Here’s a confession: I write everything in longhand first, in spiral notebooks, with lines that you write between. The lines are your friends, the empty pages are a challenge. Write every day and the pages add up. Usually, I write four or five pages a day. I stop at the bottom of the fourth (or fifth) page, even if it’s in mid-sentence. It takes about nineteen pencils or ballpoint pens to write a book. Not that you asked. But all this is foreplay. After I put down my pen, or pencil, I select one of my collection of manual typewriters. I own half a dozen such machines, proud products of long-dead companies, bearing names like Underwood, Royal, Smith-Corona. I find old typewriters–or they find me–and when I touch the keys, throw the carriage, I am the typewriter’s partner and, together, we connect with the century of writers who came before me. (And with a few of the writers who will follow, but that’s alright with me.) I love my typewriters. There’s a gent in a town fifteen miles south of where I live who can still find ribbons, replace parts, clean and oil the machines that he loves as much as I do. People keep pointing me to quicker, labor-saving devices that process words.
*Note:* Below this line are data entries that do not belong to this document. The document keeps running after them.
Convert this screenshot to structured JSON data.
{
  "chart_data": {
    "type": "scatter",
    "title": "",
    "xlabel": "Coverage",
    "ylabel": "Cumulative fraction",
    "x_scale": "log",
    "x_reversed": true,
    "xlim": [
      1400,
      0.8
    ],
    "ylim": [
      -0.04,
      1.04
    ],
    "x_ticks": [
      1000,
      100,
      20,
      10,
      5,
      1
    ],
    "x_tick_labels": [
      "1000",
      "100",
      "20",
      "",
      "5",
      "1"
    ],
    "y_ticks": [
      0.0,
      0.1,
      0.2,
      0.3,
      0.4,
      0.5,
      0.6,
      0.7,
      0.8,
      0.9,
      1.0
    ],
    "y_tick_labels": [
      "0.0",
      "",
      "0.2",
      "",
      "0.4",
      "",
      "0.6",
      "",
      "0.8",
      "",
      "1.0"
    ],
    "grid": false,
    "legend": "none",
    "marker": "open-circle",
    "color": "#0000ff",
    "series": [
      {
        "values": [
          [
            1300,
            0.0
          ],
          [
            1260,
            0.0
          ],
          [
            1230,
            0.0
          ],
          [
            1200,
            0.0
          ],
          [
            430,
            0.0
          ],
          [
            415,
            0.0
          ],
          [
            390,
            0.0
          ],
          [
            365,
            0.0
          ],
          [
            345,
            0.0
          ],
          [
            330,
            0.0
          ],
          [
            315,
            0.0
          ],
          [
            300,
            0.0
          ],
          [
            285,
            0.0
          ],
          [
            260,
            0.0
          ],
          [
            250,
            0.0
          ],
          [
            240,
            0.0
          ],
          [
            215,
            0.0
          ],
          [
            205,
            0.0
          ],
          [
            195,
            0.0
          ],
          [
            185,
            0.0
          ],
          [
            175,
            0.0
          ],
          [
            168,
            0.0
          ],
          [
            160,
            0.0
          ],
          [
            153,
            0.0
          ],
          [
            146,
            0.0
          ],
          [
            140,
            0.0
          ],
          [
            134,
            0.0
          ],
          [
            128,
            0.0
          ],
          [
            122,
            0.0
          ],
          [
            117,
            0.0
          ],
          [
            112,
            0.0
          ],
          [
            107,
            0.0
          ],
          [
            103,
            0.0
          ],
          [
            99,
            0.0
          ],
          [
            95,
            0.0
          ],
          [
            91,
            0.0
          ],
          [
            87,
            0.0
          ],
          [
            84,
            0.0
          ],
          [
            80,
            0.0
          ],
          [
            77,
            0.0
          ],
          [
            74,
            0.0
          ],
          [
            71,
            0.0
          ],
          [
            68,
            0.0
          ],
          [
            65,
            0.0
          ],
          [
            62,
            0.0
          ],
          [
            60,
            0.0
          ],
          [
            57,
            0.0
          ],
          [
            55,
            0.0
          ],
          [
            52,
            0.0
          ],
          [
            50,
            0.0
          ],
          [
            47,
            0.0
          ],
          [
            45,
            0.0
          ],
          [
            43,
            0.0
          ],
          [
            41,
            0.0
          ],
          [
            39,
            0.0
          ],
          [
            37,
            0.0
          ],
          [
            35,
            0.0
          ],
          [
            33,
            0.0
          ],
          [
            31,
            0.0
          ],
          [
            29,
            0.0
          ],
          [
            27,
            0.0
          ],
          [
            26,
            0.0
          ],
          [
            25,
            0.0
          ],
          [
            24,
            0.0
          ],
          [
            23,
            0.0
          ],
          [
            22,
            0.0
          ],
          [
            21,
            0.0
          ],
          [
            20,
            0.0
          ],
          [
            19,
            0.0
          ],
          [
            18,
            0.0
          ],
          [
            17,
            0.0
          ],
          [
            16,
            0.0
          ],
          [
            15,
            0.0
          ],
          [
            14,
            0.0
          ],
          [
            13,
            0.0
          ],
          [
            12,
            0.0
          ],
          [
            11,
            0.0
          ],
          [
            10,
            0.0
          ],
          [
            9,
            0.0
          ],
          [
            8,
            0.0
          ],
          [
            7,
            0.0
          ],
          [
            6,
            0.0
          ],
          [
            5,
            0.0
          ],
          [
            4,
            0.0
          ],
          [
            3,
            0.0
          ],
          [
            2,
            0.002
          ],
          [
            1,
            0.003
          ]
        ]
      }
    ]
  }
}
No thanks, I tell them. I like my work the way it is. And, by the way, it comes in on time.
Writing is solitary, professing is public and social and political. But the writing also has a private, public and political occasion, as in these essays.
It came as a surprise. At the end-of-year party I give for Collegian editors and staffers, I was presented a chair in appreciation for my many years of advising a good newspaper. It's not an endowed chair, of the sort that Kenyon college awards deserving faculty members. But it means a lot to me. My thanks to the Collegian.